Despite facing a series of headwinds, Nvidia (NASDAQ:NVDA) looks set to finish the year on a high. Nvidia stock has already risen more than 60% in 2019, but the firm could have further to climb in 2020.
This week Nvidia stock saw a bump after Morgan Stanley’s Joseph Moore upgraded the chipmaker to Equal-Weight from Overweight. Moore also increased his price target for NVDA to $259 from $217.
This year has been a turbulent one for the majority of chipmakers, with NVDA riding out the storm largely in the middle of the pack. The industry has been plagued by worries about the ongoing trade war between the U.S. and China as well as worries about the cyclical nature of the semiconductor space.
Like most of its peers, Nvidia’s stock price has been on a rollercoaster for most of 2019. The firm was hit hard by uncertainty about a trade deal over the summer as well as concern about rising competition from rival chipmakers. However, as rhetoric between Washington and Beijing continues to improve, investors have started to return to NVDA stock.
NVDA’s end markets hold a lot of potential growth for the firm if it’s able to execute on its strategy. Right now, the firm is the GPU leader in both data center applications as well as gaming, both of which are set to grow exponentially in the coming years.
Diversity and Nvidia Stock
Gaming is one area that could see impressive growth in 20202. NVDA’s Tegra SoCs chips have been commissioned by Nintendo for the Nintendo Switch and Switch Lite— which is likely to see strong demand through the holiday quarter and through 2020, this boosting Nvidia’s gaming arm,
Nvidia stock is also likely to see momentum in its data center business in 2020, where its GPU’s have the upper hand against competitors like Advanced Micro Devices (NASDAQ:AMD). In the third quarter, NVDA’s data center revenue was up 11% from the previous quarter, but sales were down 8% from the year-ago quarter.
That weakness did very little to dull the shine of NVDA stock, an unexpected outcome according to Moore. The firm’s most recent quarterly results may not have been spectacular, but the stock seemed to shake off any negativity.
“Both gaming and data center fell short of expectations over the course of 2019, and we were surprised at how well the stock was doing in light of that”
Further to Climb
However, with NVDA stock trading above $221 per share, investors might be wondering if they’ve missed the boat. The answer to that depends on your timeline.

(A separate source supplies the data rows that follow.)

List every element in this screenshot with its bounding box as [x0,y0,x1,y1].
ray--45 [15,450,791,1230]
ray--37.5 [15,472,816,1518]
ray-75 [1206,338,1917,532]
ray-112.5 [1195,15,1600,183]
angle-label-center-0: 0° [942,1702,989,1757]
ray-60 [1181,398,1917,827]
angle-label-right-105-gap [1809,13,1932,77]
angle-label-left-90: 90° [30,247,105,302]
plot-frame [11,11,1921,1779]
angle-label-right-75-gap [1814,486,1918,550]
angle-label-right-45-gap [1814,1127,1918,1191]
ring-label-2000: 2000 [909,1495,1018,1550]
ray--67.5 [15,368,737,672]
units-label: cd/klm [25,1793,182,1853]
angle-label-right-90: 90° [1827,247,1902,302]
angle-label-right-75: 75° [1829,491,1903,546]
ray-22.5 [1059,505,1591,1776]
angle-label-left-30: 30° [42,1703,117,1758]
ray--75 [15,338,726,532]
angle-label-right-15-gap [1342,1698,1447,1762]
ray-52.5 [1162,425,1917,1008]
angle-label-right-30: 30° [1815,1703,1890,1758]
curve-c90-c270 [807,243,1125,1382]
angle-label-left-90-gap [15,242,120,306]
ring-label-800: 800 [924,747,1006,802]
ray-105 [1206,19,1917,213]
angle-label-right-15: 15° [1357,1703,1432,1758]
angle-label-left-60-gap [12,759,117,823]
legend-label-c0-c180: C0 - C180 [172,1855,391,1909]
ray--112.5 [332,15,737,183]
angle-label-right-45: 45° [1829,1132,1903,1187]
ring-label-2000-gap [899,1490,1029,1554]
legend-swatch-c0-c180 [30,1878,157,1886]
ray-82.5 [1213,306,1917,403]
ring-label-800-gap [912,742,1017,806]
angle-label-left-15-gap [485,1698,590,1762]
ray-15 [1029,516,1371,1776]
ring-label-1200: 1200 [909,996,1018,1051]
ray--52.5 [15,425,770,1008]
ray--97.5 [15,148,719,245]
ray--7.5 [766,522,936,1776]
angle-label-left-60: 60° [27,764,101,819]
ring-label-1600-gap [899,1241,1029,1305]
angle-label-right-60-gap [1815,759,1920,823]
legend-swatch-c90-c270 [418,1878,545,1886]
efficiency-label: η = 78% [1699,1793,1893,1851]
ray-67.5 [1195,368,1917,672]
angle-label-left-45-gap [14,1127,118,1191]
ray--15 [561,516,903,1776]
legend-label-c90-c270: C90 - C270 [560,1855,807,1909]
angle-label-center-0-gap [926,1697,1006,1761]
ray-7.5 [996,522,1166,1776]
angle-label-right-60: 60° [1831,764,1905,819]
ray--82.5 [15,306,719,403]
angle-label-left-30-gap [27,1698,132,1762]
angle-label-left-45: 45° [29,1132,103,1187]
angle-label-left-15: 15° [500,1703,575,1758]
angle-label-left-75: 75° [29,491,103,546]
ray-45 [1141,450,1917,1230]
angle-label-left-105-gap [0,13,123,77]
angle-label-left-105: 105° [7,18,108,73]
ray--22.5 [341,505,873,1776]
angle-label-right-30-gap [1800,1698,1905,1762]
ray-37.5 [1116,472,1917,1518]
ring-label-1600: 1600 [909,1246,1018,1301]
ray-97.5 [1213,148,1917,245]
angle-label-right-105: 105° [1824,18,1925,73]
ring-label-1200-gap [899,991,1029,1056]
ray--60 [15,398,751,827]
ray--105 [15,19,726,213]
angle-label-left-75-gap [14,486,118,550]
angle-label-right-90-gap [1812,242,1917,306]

In the near term, NVDA’s valuation makes for a risky bet. Nvidia stock has the potential to nosedive if it doesn’t live up to the hype. That’s particularly true in the semiconductor space, where suppliers like NVDA depend on their customers’ inventory management in order to maintain demand.
More disappointment is likely in-store, according to Nvidia’s own forecasts. The firm is forecasting revenue between $2.89 billion and $3.01 billion for the current quarter, below analysts’ expectations.
For those looking further out into the future, NVDA stock could be a great choice among chip stocks. Aside from data centers and gaming, Nvidia has growth opportunities in other fast-growing tech spaces as well.
The firm has emerged as a formidable competitor in the Artificial Intelligence space, and its autonomous driving arm has also been acknowledged as a top-class competitor.
The Bottom Line on Nvidia Stock
The semiconductor space is a bumpy one no matter how you slice it, but this year we’ve seen chip stocks rise considerably. Those rich valuations make it riskier to add semiconductor plays to your portfolio.
However, for those that are comfortable with some turbulence— NVDA looks like one of the best buys.
While NVDA certainly has a high valuation right now, it looks justified for the long term. As Moore put it, “All semiconductor stocks are at a premium multiple on 2020 earnings, but across the group, we see Nvidia as having one of the best opportunities to maintain a high multiple as we shift to 2021.”
Nvidia stock could lose ground if its earnings disappoint in February, offering investors a better entry point. However, there’s no guarantee the firm won’t hold on to its most recent gains so now could be a good time to start building a position in NVDA stock.
As of this writing, Laura Hoy did not hold a position in any of the aforementioned securities.